-
Notifications
You must be signed in to change notification settings - Fork 13
Strain mappings
(This is an extended version of the description of how to best prepare a set of strain mappings for use with NPLinker)
NPLinker requires a set of user-supplied strain mappings in order to correctly match up strain labels from genomics data with those from metabolomics data. The labels need to be placed in a simple CSV file called strain_mappings.csv
placed in the dataset folder. This page describes how to create and edit this file, and also how to label strains in such a way that NPLinker can potentially parse additional information (e.g. growth media).
Start by creating the strain_mappings.csv
file and open it in a text editor. You must add a single line in the file for each strain in the dataset. If you don't add a line for a particular strain, NPLinker will still be able to load the dataset but it will NOT include that strain, so the resulting sets of BGC/GCF/Spectrum/MolFam objects will be incomplete.
The first column of each line should contain the most relevant/useful/easy-to-read strain label. Each subsequent column should contain any other labels used to refer to the same strain throughout the dataset.
Note the number of columns on each line does not need to be consistent, and that NPLinker will automatically remove .mzML
and .mzXML
from strain labels it parses so you don't need to include them in the mappings file.
Here is a trivial example:
strain1,strain1A,strain1.B,strain1_C,strainONE
strain2,strainTWO,strainTWO_
strain3
Taking this line by line, it is saying:
- strain1 is also known as strain1A, strain1.B, strain1_C, and strainONE. NPLinker will therefore treat any instances of the latter 4 labels as equivalent to strain1
- strain2 is also known as strainTWO and strainTWO_, so again NPLinker will treat these as equivalent
- strain3 is only known as strain3 in the dataset, it has no other labels
To help populate this file, NPLinker will emit warning messages if it encounters any unknown strains while loading your data, and it will also generate a pair of CSV files called "unknown_strains_met.csv" and "unknown_strains_gen.csv" each time it is executed. These files will be located inside the dataset folder. Each file contains a list of the unknown strain labels found in the metabolomics and genomics data. When you have added all strains to the strain_mappings.csv
file, these 2 files should be empty except for their header lines.
On the metabolomics side, NPLinker matches strains using a relatively simple process. Given a raw strain label like Abc_12-34_DEF.mzML
, NPLinker will simply remove the .mzML
(or .mzXML
) part and treat Abc_12-34_DEF
as the name of the strain. This in turn means it will expect to find an entry for Abc_12-34_DEF
in strain_mappings.csv
. If you wanted to refer to this strain simply as "Abc", you could add the line Abc,Abc_12-34_DEF
, making it the primary label.
However for datasets where the metabolomics data has been generated using the GNPS Feature-based Molecular Networking (FBMN) workflow, NPLinker can optionally take advantage of the included "metadata table" file to automatically extract extra per-strain information.
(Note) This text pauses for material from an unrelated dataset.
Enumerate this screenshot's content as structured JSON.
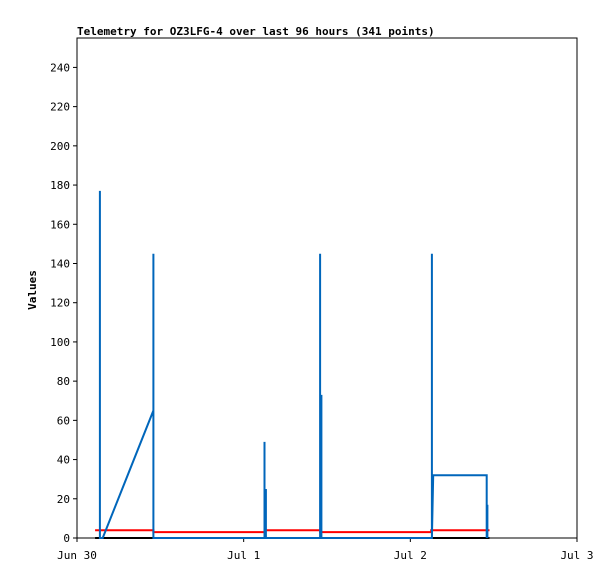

This relies on the existence of columns named ATTRIBUTE_Medium
and ATTRIBUTE_Strain
in the metadata table file (normally located under <dataset folder>/metadata_table/metadata_table-00000.txt
).
Where these columns exist and contain valid data, NPLinker can be configured to use an alternative method of parsing strain labels. There are two differences to note compared to the normal method:
- The content of the ATTRIBUTE_Strain column will automatically be treated as an alternative to the label in the
filename
column. This is easiest to explain with an example. Given a filename/label likeAbc_12-34_DEF.mzML
, NPLinker would normally expect to find an entry in the strain mappings file forAbc_12-34_DEF
. However in this mode it will also treat the value of the strain column in the corresponding row of the metadata table as an alternative label for the same strain. If the column containedAbc
, you could add that label to your strain mappings and it would match all rows in the table with the same value, e.g. if the same strain occurred with multiple different growth media. This may help to reduce the number of mappings that need to be manually created. - The second important change is that the ATTRIBUTE_Medium column can also be parsed (if present) in order to record the growth media for each strain. This should happen automatically as long as the column is present, and the information will be displayed in the web application when viewing strains.
To enable this mode, you need to add a line to the "[dataset]" section of your nplinker.toml
file. If the "[dataset]" section already exists, add the new line underneath it, otherwise simply paste in the following:
[dataset]
extended_metadata_table_parsing = true
This option defaults to being disabled.